A única coisa que conseguia era olhar o inimigo de baixo para cima e se surpreender com o cachorrinho que surgiu de um segundo para o outro no ombro dele.

Embora sua visão não estivesse no melhor estado, conseguia notar que aquele cachorro era exatamente idêntico ao chihuahua que fora morto há menos de um minuto.

“Ué? O cachorrinho voltou dos mortos? Ou essa história já está na fase do irmão gêmeo maligno?!”

Os chutes pararam e Laertes sorriu, imerso em um mar cruel de felicidade.

— Acabou. Não resista, isso só vai piorar a sua situação.

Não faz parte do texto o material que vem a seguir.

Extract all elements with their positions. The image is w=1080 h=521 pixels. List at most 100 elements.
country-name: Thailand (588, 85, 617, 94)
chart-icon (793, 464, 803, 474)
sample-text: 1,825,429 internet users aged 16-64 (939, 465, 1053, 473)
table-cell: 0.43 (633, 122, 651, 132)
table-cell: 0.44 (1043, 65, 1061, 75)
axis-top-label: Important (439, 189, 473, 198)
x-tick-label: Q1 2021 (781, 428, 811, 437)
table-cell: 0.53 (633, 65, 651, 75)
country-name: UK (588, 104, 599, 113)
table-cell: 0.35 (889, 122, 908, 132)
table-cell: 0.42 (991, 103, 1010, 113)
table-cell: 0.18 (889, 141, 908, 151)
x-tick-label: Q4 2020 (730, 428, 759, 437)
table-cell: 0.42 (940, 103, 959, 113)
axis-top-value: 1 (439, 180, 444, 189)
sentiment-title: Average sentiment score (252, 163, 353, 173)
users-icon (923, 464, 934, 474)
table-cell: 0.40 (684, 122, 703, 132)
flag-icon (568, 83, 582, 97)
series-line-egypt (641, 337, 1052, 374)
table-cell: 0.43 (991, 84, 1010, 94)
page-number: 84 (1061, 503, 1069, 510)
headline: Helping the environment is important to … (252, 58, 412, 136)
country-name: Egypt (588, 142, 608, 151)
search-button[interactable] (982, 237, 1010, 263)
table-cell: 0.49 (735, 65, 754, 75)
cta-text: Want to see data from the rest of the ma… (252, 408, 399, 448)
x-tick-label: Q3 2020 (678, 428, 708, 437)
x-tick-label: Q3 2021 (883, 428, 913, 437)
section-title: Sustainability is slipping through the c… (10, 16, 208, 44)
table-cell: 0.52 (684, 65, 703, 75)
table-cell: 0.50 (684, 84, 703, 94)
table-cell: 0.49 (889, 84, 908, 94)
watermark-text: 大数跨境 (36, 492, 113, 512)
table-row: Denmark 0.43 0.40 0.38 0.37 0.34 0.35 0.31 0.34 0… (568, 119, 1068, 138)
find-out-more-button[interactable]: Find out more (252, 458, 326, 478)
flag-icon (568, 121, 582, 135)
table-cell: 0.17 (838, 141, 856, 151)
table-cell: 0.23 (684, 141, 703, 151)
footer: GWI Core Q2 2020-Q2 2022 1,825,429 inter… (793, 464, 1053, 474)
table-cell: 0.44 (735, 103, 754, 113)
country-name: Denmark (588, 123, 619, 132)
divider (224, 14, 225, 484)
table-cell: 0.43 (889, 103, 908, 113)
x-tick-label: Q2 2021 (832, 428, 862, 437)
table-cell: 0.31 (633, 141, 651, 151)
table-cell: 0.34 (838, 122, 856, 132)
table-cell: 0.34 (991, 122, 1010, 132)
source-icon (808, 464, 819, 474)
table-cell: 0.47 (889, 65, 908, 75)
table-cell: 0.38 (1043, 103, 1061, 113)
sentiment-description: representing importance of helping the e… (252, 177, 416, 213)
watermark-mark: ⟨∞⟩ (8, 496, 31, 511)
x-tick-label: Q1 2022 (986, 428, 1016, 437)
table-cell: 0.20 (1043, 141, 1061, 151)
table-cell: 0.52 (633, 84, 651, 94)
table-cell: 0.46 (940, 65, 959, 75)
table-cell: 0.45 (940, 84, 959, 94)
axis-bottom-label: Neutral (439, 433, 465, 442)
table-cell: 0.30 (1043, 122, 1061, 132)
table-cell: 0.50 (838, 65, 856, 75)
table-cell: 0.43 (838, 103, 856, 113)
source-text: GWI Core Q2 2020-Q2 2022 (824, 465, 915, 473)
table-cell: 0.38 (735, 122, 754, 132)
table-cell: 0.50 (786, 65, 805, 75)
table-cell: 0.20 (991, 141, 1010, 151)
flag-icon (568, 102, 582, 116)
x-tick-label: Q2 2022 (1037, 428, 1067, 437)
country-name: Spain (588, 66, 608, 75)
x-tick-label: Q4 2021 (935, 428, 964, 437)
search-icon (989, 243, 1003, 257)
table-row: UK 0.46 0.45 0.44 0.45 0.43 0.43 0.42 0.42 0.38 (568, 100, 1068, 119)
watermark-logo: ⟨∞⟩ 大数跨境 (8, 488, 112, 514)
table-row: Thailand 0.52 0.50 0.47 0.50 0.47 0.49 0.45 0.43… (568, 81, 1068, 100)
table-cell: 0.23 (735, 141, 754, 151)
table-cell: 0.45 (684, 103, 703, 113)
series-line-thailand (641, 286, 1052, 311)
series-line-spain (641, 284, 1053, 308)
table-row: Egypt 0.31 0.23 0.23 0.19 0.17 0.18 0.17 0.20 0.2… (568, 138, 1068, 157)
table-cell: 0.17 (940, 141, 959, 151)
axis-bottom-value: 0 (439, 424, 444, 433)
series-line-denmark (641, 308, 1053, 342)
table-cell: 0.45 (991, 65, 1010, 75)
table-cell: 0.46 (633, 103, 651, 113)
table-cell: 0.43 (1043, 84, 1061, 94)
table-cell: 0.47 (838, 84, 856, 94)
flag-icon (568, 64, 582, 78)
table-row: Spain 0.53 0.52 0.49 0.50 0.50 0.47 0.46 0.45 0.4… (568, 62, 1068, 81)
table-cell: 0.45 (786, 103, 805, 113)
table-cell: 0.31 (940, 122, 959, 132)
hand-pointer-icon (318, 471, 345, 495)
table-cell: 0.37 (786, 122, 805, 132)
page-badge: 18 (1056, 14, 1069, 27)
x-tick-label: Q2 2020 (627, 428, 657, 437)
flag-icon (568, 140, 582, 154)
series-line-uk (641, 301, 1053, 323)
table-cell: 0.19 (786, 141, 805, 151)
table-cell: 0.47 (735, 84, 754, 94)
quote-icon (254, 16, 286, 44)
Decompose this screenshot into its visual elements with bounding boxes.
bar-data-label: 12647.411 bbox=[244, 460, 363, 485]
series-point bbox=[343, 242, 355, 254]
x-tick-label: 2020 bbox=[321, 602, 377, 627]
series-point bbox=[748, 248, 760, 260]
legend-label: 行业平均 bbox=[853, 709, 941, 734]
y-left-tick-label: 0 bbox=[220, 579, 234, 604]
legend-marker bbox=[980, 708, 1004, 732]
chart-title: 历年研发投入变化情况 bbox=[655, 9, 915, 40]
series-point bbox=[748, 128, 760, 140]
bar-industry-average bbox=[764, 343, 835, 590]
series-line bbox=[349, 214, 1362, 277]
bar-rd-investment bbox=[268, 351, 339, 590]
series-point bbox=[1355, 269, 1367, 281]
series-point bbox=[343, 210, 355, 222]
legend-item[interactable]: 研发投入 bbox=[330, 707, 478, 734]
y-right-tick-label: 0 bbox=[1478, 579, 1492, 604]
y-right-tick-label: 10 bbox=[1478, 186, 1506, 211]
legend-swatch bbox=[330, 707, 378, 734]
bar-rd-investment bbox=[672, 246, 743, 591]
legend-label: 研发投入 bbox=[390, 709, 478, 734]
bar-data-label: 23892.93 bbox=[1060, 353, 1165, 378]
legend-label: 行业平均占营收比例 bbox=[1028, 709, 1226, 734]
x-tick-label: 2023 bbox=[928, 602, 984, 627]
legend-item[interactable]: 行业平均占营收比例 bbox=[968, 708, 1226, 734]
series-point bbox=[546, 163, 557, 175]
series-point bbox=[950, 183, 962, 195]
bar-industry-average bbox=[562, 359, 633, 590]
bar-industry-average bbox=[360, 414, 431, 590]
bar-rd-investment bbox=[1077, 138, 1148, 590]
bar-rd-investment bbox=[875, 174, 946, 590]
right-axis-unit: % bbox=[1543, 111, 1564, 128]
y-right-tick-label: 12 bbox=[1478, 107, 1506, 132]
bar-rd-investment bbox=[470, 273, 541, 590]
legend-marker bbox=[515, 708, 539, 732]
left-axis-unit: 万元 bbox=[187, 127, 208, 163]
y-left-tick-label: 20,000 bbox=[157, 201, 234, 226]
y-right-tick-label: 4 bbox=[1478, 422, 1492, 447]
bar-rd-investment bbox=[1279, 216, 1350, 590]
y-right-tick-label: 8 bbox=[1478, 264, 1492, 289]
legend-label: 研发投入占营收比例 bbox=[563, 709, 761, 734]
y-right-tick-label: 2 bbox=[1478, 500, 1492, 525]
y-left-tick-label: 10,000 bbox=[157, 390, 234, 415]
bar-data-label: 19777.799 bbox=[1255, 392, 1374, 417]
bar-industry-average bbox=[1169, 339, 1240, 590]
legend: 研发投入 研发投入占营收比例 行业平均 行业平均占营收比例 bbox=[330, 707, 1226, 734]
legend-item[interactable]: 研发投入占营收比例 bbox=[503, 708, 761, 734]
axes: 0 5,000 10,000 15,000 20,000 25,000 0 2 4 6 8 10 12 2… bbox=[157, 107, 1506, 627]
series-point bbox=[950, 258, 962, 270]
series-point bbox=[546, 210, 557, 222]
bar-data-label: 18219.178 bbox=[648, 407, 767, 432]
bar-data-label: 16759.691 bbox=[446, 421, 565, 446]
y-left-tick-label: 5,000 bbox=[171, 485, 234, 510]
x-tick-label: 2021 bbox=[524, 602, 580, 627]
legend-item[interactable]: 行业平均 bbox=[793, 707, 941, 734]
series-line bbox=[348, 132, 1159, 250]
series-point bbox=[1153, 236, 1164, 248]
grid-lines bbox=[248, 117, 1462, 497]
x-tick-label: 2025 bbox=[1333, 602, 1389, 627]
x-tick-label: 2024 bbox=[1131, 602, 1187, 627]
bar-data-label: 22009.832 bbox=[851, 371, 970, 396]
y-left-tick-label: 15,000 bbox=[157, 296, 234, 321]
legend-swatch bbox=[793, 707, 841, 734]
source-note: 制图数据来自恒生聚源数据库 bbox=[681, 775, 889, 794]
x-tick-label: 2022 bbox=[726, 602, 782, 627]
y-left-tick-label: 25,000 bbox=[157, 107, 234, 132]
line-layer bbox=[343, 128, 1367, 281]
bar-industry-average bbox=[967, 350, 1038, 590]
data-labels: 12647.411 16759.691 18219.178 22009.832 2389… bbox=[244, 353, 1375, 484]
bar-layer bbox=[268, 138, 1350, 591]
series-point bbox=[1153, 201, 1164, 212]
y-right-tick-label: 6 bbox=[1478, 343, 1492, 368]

— Como assim? — questionou com uma inocência estranha. Viu o cachorro pular e cair em sua pança de hamster. 

— Olhe só, não tenho a mínima ideia do que ele vai fazer contigo quando eu te entregar. Era mentira quando falei que certamente seria algo pacífico. Torça para que ele precise de ti acordado, ou então que seja muito misericordioso. Caso contrário, Einstein, saiba que nunca mais acordará.

O cachorrinho sorriu. As presas dele pareciam uma fileira de facões,  todos preparados para dilacerar qualquer tipo de carne. “Isso não é um chihuahua!”

— Qualquer um que for perfurado pelo Coolio é preso em um sono eterno, meu caro amigo — falou Laertes, como se estivesse esperando ansiosamente pela reação do alvo. — E só voltará caso seja de minha vontade. Isso, claro, se eu não fosse alguém com muito rancor no coração.

— Então… foi isso que você fez ao detetive?!

— É — respondeu vagarosamente, decepcionado. 

— Seu… seu monstro!

— Não se preocupe. Deixarei os dois dormindo juntinhos.

O hippie deixou um sorriso escapar, enquanto o cachorro mastigava a barriga daquele traje de hamster. Isso até perceber que, por mais afiados que os dentes do cachorro fossem, não conseguia fazer mais do que deixar arranhões na roupa. “Os seus dentes conseguem arrancar o pedaço de um braço humano facilmente, mas não essa fantasia ridícula? Era só o que me faltava…” pensou. “Tudo bem, é apenas questão de tempo.”

— Mas, quem sabe, eu teria feito Coolio acordá-lo se você tivesse vindo conosco. Só que a sua escolha foi tentar me matar.  Péssima decisão, Einstein. — Sem tirar o sorriso do rosto, estendeu a mão até a máscara do feiticeiro. — Péssima decisão.

“Não, não, não!”, pensou o feiticeiro. Tentou agarrar o pulso do homem, mas a dor o tornava fraco demais para impedi-lo de desmascará-lo. 

Sem muitas opções, apenas observou sua máscara ficar cada vez mais próxima de cair. Colocou suas mãos sobre o chão. Pensou em como interrompê-lo, mas sequer tinha força o suficiente para isso.

Por fim, assim como um mortal não pode evitar a morte, Einstein não conseguiu evitar o incidente.

A máscara foi arrancada de seu rosto.